# We're Doomed, Drink Up #149



## Sasquatch (Dec 12, 2014)

The UK wants to take your MEME's, rains ruin the crops...what now and the real reason illegals are leaving their country....Chupacabra!

https://www.podomatic.com/podcasts/dentonandsasshow/episodes/2019-03-27T23_02_38-07_00


----------



## Denton (Sep 18, 2012)

Oh, I just had an idea for #150! 3/5 of a person. 
It'll be great!


----------



## 23897 (Apr 18, 2017)

Denton said:


> Oh, I just had an idea for #150! 3/5 of a person.
> It'll be great!


Meanwhile.... this is the UK's representation of US politics

Sea horses and Star Wars https://www.bbc.co.uk/news/world-us-canada-47728578

Sent from my iPhone using Tapatalk


----------



## StratMaster (Dec 26, 2017)

............................................


----------



## StratMaster (Dec 26, 2017)

fangfarrier said:


> Meanwhile.... this is the UK's representation of US politics
> 
> Sea horses and Star Wars https://www.bbc.co.uk/news/world-us-canada-47728578
> 
> Sent from my iPhone using Tapatalk


Yes FF, it's as bad as it looks LOL.


----------



## Prepared One (Nov 5, 2014)

StratMaster said:


> Yes FF, it's as bad as it looks LOL.


On the contrary my friend, it's worse then it looks. :vs_lol:


----------



## Denton (Sep 18, 2012)

Prepared One said:


> On the contrary my friend, it's worse then it looks. :vs_lol:


Our brothers are drowning and we can't help.

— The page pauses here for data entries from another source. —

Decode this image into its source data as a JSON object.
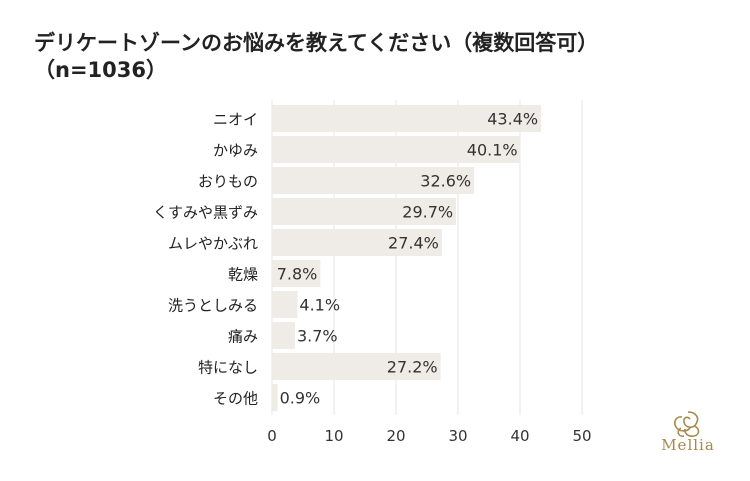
{
  "chart_data": {
    "type": "bar",
    "orientation": "horizontal",
    "title": "デリケートゾーンのお悩みを教えてください（複数回答可）",
    "subtitle": "（n=1036）",
    "categories": [
      "ニオイ",
      "かゆみ",
      "おりもの",
      "くすみや黒ずみ",
      "ムレやかぶれ",
      "乾燥",
      "洗うとしみる",
      "痛み",
      "特になし",
      "その他"
    ],
    "values": [
      43.4,
      40.1,
      32.6,
      29.7,
      27.4,
      7.8,
      4.1,
      3.7,
      27.2,
      0.9
    ],
    "value_labels": [
      "43.4%",
      "40.1%",
      "32.6%",
      "29.7%",
      "27.4%",
      "7.8%",
      "4.1%",
      "3.7%",
      "27.2%",
      "0.9%"
    ],
    "x_ticks": [
      "0",
      "10",
      "20",
      "30",
      "40",
      "50"
    ],
    "xlim": [
      0,
      50
    ],
    "grid": true,
    "bar_color": "#efebe6",
    "grid_color": "#e6e6e6"
  },
  "brand": {
    "name": "Mellia",
    "color": "#a58a4c"
  }
}
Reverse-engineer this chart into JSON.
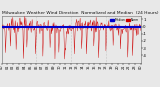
{
  "title": "Milwaukee Weather Wind Direction  Normalized and Median  (24 Hours) (New)",
  "background_color": "#e8e8e8",
  "plot_bg_color": "#e8e8e8",
  "grid_color": "#aaaaaa",
  "line_color": "#cc0000",
  "median_color": "#0000cc",
  "mean_color": "#cc0000",
  "median_value": -0.1,
  "mean_value": 0.08,
  "ylim": [
    -5.0,
    1.5
  ],
  "n_points": 288,
  "legend_label_median": "Median",
  "legend_label_norm": "Norm",
  "title_fontsize": 3.2,
  "tick_fontsize": 2.8,
  "yticks": [
    -4,
    -3,
    -2,
    -1,
    0,
    1
  ],
  "n_grid_lines": 3
}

We need to bust out


----------



## StratMaster (Dec 26, 2017)

Denton said:


> Our brothers are drowning and we can't help. We need to bust out


I be LOVIN' me some FUNK!!!!


----------



## Denton (Sep 18, 2012)

StratMaster said:


> I be LOVIN' me some FUNK!!!!


You got a soul.


----------



## Prepared One (Nov 5, 2014)

I am working on the final touches of a presentation I am doing this afternoon. I need me some Funk! Coffee! Need more COFFEE! :tango_face_grin:


----------



## Annie (Dec 5, 2015)

Listening now as I vac seal my 20 lb bag of whole wheat flour in mason jars. It's for granny's muffins. Granny likes her muffins.


----------



## Sasquatch (Dec 12, 2014)

Annie said:


> Listening now as I vac seal my 20 lb bag of whole wheat flour in mason jars. It's for granny's muffins. Granny likes her muffins.


I like Granny's muffins. Wait, that didnt sound right.

Sent from my SM-G950U using Tapatalk


----------



## Annie (Dec 5, 2015)

Sasquatch said:


> I like Granny's muffins. Wait, that didnt sound right.
> 
> Sent from my SM-G950U using Tapatalk


Granny's a nice girl...

Finished! Both the vacuum sealing and your show. Hey, I am looking forward to checking out the previous show. I wanna hear about your trip.









Sent from my SM-S337TL using Tapatalk


----------